The Dow Jones Industrial Average just broke 20,000 for the first time.
Traders and investors cheered this historic high of the world’s most famous stock market index, which is composed of 30 of the biggest and best-performing American companies and is frequently used as a barometer of the strength of the economy.
Even though it took a little while, after several close calls in recent weeks, it’s hardly a surprise that the Dow hit this particular milestone. It and other major stock indexes like the Standard & Poor’s 500 have two key features that ensure that they will continually rise and break new zero-filled records: They ignore inflation and are heavily curated.
The first reason why stock market indexes, like the Dow, rise over long periods of time is that the indexes are not adjusted for inflation.
Inflation is when overall prices increase. It is a modern occurrence in most major countries. When there’s inflation, everything costs more as time passes, including the price of shares of stock.
The Dow Jones index is calculated by adding up the non-adjusted stock prices of all 30 members and dividing by something known as the “Dow divisor,” which is continually adjusted to account for stock splits, spin offs and other changes. This divisor ensures historical continuity.
The importance of the long-term inflation in driving stock market indexes higher is seen by understanding the “rule of 70.” This rule shows how long it takes for the average price in the economy to double. For example, if something costs US$10 today, the rule of 70 shows how many years it will take for the price to reach $20.
To determine the number of years, divide 70 by the inflation rate stripped of its percentage sign. Details on the rule of 70 are discussed in chapter 12 of my textbook.
Since the turn of the 21st century, U.S. inflation has increased prices by roughly 2.2 percent per year. If prices continue to rise at this rate, then the typical price of most things in the U.S. will double roughly every 32 years (70 divided by 2.2). So if inflation were to persist at this rate, this means about three decades from now the Dow will hit 40,000, even if businesses sell the exact same number of cars, phones, movies, meals and all the other things available in the economy.
The second reason why the Dow inevitably rises over long periods of time is that under performing companies are periodically removed from the index and replaced by companies that are performing better.
Replacing under performing companies that have a falling stock price, with companies that have a rising stock price ensures the index continues to climb over the long term.
Charles Dow, one of the founders of the Wall Street Journal newspaper, started the Dow Jones Industrial Average in May of 1886. His intention 120 years ago was not to create an index that regularly hit new highs. Instead, the goal was to give readers a single number to give them a quick understanding of how the stocks of the most important companies were faring.
Nevertheless, because the list of companies in the Dow has changed many times to eliminate under performing stocks, it is essentially designed, even if by accident, to climb ever higher.
The Dow for decades has been comprised of 30 stocks. Nevertheless, over its 120 year existence there have been 133 different companies on the list. The editors of the Wall Street Journal choose which companies are in the index and once a year, on average, add a new company to the list and drop an old one.

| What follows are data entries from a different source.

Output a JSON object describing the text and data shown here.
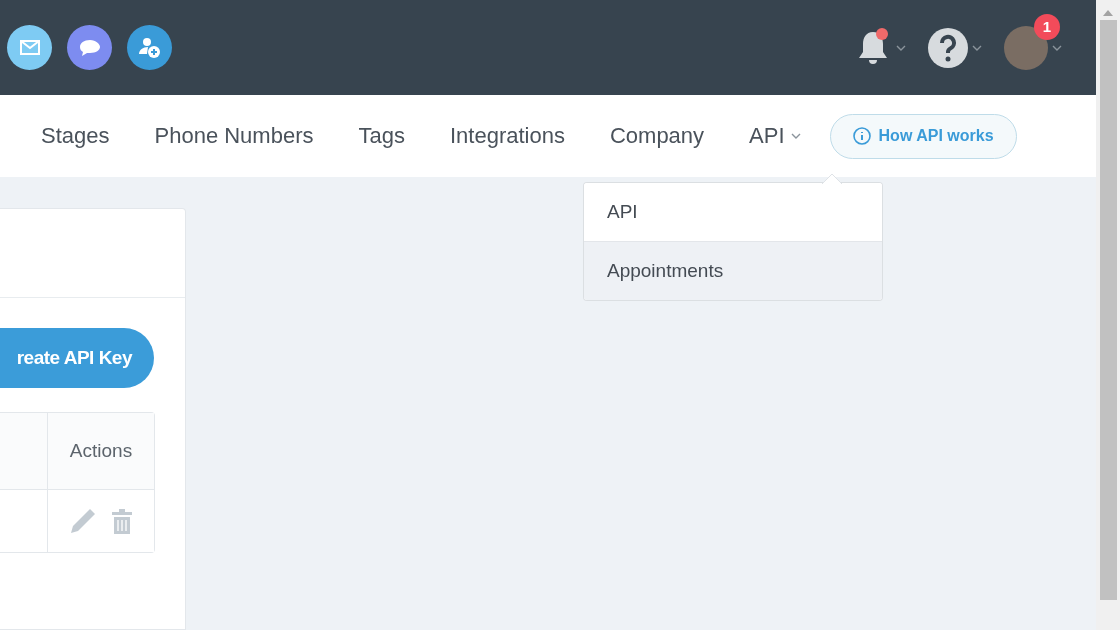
{
  "header": {
    "apps": [
      {
        "kind": "mail",
        "color": "#7ecbf3"
      },
      {
        "kind": "chat",
        "color": "#7d8cf0"
      },
      {
        "kind": "add-user",
        "color": "#3a9bd8"
      }
    ],
    "notifications": {
      "unread": true
    },
    "profile": {
      "badge": "1"
    }
  },
  "nav": {
    "items": [
      {
        "label": "Stages",
        "kind": "link"
      },
      {
        "label": "Phone Numbers",
        "kind": "link"
      },
      {
        "label": "Tags",
        "kind": "link"
      },
      {
        "label": "Integrations",
        "kind": "link"
      },
      {
        "label": "Company",
        "kind": "link"
      },
      {
        "label": "API",
        "kind": "menu"
      }
    ],
    "help_button": "How API works"
  },
  "dropdown": {
    "items": [
      {
        "label": "API",
        "selected": false
      },
      {
        "label": "Appointments",
        "selected": true
      }
    ]
  },
  "card": {
    "button": "reate API Key",
    "table": {
      "columns": [
        "Actions"
      ],
      "rows": [
        {
          "editable": true,
          "deletable": true
        }
      ]
    }
  }
}
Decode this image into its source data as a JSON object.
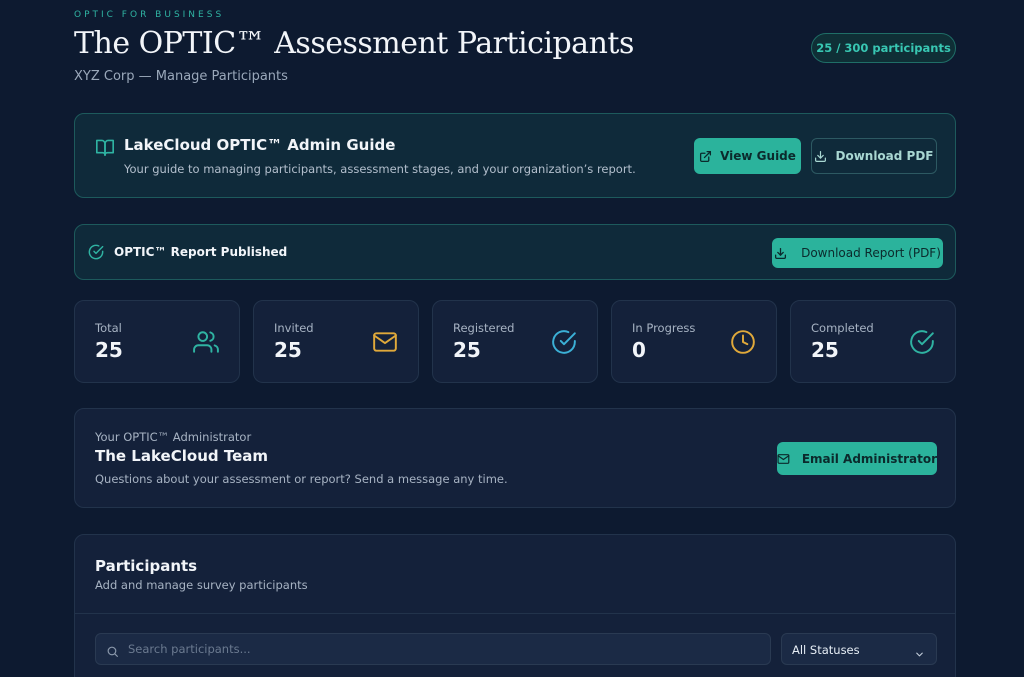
{
  "header": {
    "eyebrow": "OPTIC FOR BUSINESS",
    "title": "The OPTIC™ Assessment Participants",
    "subtitle": "XYZ Corp — Manage Participants",
    "participant_count": "25 / 300 participants"
  },
  "guide": {
    "title": "LakeCloud OPTIC™ Admin Guide",
    "description": "Your guide to managing participants, assessment stages, and your organization’s report.",
    "view_label": "View Guide",
    "download_label": "Download PDF"
  },
  "report": {
    "status": "OPTIC™ Report Published",
    "download_label": "Download Report (PDF)"
  },
  "stats": [
    {
      "label": "Total",
      "value": "25",
      "icon": "users-icon",
      "color": "#2fb3a2"
    },
    {
      "label": "Invited",
      "value": "25",
      "icon": "mail-icon",
      "color": "#e0a93a"
    },
    {
      "label": "Registered",
      "value": "25",
      "icon": "check-circle-icon",
      "color": "#3bb0d6"
    },
    {
      "label": "In Progress",
      "value": "0",
      "icon": "clock-icon",
      "color": "#e0a93a"
    },
    {
      "label": "Completed",
      "value": "25",
      "icon": "check-circle-icon",
      "color": "#2fb3a2"
    }
  ],
  "admin": {
    "eyebrow": "Your OPTIC™ Administrator",
    "name": "The LakeCloud Team",
    "description": "Questions about your assessment or report? Send a message any time.",
    "email_label": "Email Administrator"
  },
  "participants": {
    "title": "Participants",
    "subtitle": "Add and manage survey participants",
    "search_placeholder": "Search participants...",
    "status_filter": "All Statuses"
  },
  "colors": {
    "accent": "#2bb39c",
    "background": "#0d1a30",
    "card": "#14213a"
  }
}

Since 2010, the Dow has included five new companies; Apple, Goldman Sachs, Nike, United Healthcare and Visa. To keep the list fixed at 30, five companies have been dropped: Alcoa, AT&T, Bank of America, Kraft Foods and Hewlett-Packard.
General Electric, or GE, is the only company that was both on the original 1886 list and included in the index today. Nevertheless, even this major company founded by Thomas Edison has not been on the list continuously. It was dropped in 1901 and then reinstated at the end of 1907.
Many famous companies in America were on the Dow and then were dropped before going bankrupt or drastically shrinking in size. Eastman Kodak was dropped in 2004, while Bethlehem Steel was removed in 1997, both only a few years before going bankrupt. The editors knocked off Sears Roebuck in 1999 and F.W. Woolworth in 1997 as people shifted away from buying items at department stores and five and dimes.
The periodic replacement of companies means the Dow operates like an actively managed mutual fund, in which humans pick companies that are expected to do well in the future. The Dow needs periodic human intervention. Without it, the list would slowly atrophy as companies die off or become less relevant to the overall economy.
In sum, the presence of inflation in the U.S. and the continued efforts of editors at the Wall Street Journal to replace lagging companies in the index with companies that have high-flying prospects and stock prices will always result in headlines every so often that trumpet “turn-of-the-odometer” milestones like 25,000 and 30,000.
The question is not whether the Dow will reach 40,000. The only question is when?